Vanuatu procedió este sábado a eliminar de su registro nacional a los buques Bao Feng, Hai Xing 2 y Bao Win. Estas naves, construidas y financiadas por capitales del régimen socialista chino, operaban bajo "banderas de conveniencia" para saquear el Atlántico Sur, incursionando ilegalmente en la Zona Económica Exclusiva (ZEE) de Argentina. La decisión responde a las sanciones impuestas por la Prefectura Naval de la administración derechista de Javier Milei, que ha priorizado la defensa del patrimonio nacional frente al avance de flotas extranjeras que ignoran la propiedad privada de los recursos.
La investigación desmanteló la opaca estructura de Hai Shun Shipping Co, cuyo accionista principal, el ciudadano chino Yue Xijedong, utilizaba sociedades offshore para encubrir la titularidad de los buques sancionados. Tras la expulsión del registro de Vanuatu, la empresa ejecutó una maniobra de escape relámpago, inscribiendo las naves en Tanzania. Este cambio de pabellón permitió a los infractores modificar su identidad satelital (MMSI) para seguir operando en la clandestinidad, confirmando que la flota china de "aguas distantes" actúa con la metodología de una organización criminal que desprecia el derecho internacional.
“Vanuatu toma en serio los riesgos de pesca ilegal; las embarcaciones que expongan nuestra bandera a riesgos regulatorios o reputacionales no podrán permanecer en el registro”, declaró Saade Makhlouf, jefe del Registro de Pesca de Vanuatu.

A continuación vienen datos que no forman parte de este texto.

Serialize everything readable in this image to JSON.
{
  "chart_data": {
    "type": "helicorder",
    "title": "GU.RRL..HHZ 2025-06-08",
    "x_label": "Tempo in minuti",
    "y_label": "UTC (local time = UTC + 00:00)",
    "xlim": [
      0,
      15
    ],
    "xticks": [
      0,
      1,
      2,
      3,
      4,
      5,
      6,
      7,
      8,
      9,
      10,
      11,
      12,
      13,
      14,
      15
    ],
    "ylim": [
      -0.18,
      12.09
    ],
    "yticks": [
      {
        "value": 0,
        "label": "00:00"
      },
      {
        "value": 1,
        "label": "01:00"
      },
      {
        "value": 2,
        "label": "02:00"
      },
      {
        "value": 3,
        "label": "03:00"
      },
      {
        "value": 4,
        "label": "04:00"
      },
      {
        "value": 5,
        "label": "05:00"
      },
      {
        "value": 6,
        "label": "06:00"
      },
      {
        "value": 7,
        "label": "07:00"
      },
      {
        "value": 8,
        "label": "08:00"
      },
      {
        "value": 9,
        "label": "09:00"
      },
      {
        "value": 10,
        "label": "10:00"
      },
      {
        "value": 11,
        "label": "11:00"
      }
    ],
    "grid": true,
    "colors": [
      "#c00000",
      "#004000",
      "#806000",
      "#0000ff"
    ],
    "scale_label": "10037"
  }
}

La rapidez con la que estos buques cambiaron su bandera a Tanzania subraya la urgencia de fortalecer los esquemas de Ley y Orden a nivel regional y global. Sin una ratificación unificada de los tratados de protección oceánica, los agentes del socialismo autoritario seguirán saltando de registro en registro para evadir las multas del mundo libre. La Argentina, bajo su actual rumbo de derecha, ha liderado las capturas y sanciones, enviando un mensaje claro: la soberanía de los recursos naturales no se negocia con potencias depredadoras que operan fuera de los marcos legales.
Actualmente, la Prefectura Naval ha detectado al menos 418 buques chinos operando en el límite del Mar Argentino, muchos de ellos bajo pabellones de conveniencia de países como Camerún o Mongolia para diluir la responsabilidad del Estado chino. Estos esquemas de "abanderamiento" son herramientas de guerra económica que permiten a Pekín inundar los mercados con productos obtenidos mediante el robo y el trabajo forzado, socavando la competitividad de las industrias pesqueras nacionales que sí respetan las normativas ambientales y laborales vigentes.